Propaganda works by omission. Lister and Zelin abetted the coverup of what the U.N. now calls “war crimes.” And the jihadists did not even spare Alawites who opposed the Assad regime. For example, a mother and two brothers from the Sadeq family in Baniyas who were anti-Assad were killed. Zelin antiseptically wrote on X, “Highlights: Relative calm returns to the Coast for now, security forces confiscate stolen items from regime remnants, Switzerland eases sanctions on energy, transportation, and banking sectors in Syria, among other things.”
In a March 8 post, Zelin claimed, “311 casualties among government forces and civilians in Syrian coast https://english.enabbaladi.net/archives/2025/03/311-casualties-among-government-forces-and-civilians-in-syrian-coast/. Updated Figures: -Regime remnants killed 121 new Syrian General Security personnel, in addition to 26 civilians -New Syrian government killed 164 civilians (7 children and 13 women).” Lister covered up the government link with the jihadist massacres in a March 13 post on X, “Violence in #Syria surged to horrific levels last week, amid sectarian killings on the Coast. #SyriaWeekly has all the data — including pro-#Assad loyalist attacks, #ISIS attacks, kidnappings, UXO incidents & more.”
The Geneva, Switzerland-based think tank ACAPS noted that Alawites grew increasingly tired of the Assad regime in recent years, and many Alawite leaders distanced themselves from its brutality. Not every Alawite who rose up against the jihadis in Damascus was linked to the ex-Assad regime. The consolidation of control of the Alawite coast by Damascus and the legitimization of the regime by the West gives the jihadi movement access to the Mediterranean Sea. It could become like Libya where jihadis flowed in and out during the height of the Libyan Civil War.

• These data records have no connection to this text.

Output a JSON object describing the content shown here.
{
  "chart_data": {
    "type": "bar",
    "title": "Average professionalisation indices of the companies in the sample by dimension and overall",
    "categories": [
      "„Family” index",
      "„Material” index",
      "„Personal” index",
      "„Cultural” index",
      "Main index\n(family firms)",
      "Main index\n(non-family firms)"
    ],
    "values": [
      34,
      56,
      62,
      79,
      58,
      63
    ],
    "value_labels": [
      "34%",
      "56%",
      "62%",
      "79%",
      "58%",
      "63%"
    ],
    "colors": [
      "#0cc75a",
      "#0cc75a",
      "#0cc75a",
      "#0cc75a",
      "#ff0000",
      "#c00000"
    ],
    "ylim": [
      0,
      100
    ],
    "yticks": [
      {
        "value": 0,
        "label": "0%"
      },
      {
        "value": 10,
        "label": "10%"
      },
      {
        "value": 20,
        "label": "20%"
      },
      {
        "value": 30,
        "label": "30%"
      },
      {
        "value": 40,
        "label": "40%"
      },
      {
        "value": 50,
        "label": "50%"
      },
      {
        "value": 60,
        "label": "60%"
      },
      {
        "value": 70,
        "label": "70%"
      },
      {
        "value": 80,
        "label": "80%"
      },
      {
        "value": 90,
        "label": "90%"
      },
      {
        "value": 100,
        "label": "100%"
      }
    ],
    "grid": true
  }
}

The new Syrian government wants legitimacy; however, the evidence shows that its supporting elements remain part of the same jihadi movement. Perhaps Shara’a will not encourage the flows of jihadists in and out of Syria in the near term, however, control of the coast means that future more radical leaders could do just that once the need for Western support subsides. The Trump administration and international community must hold al-Shara’a to account.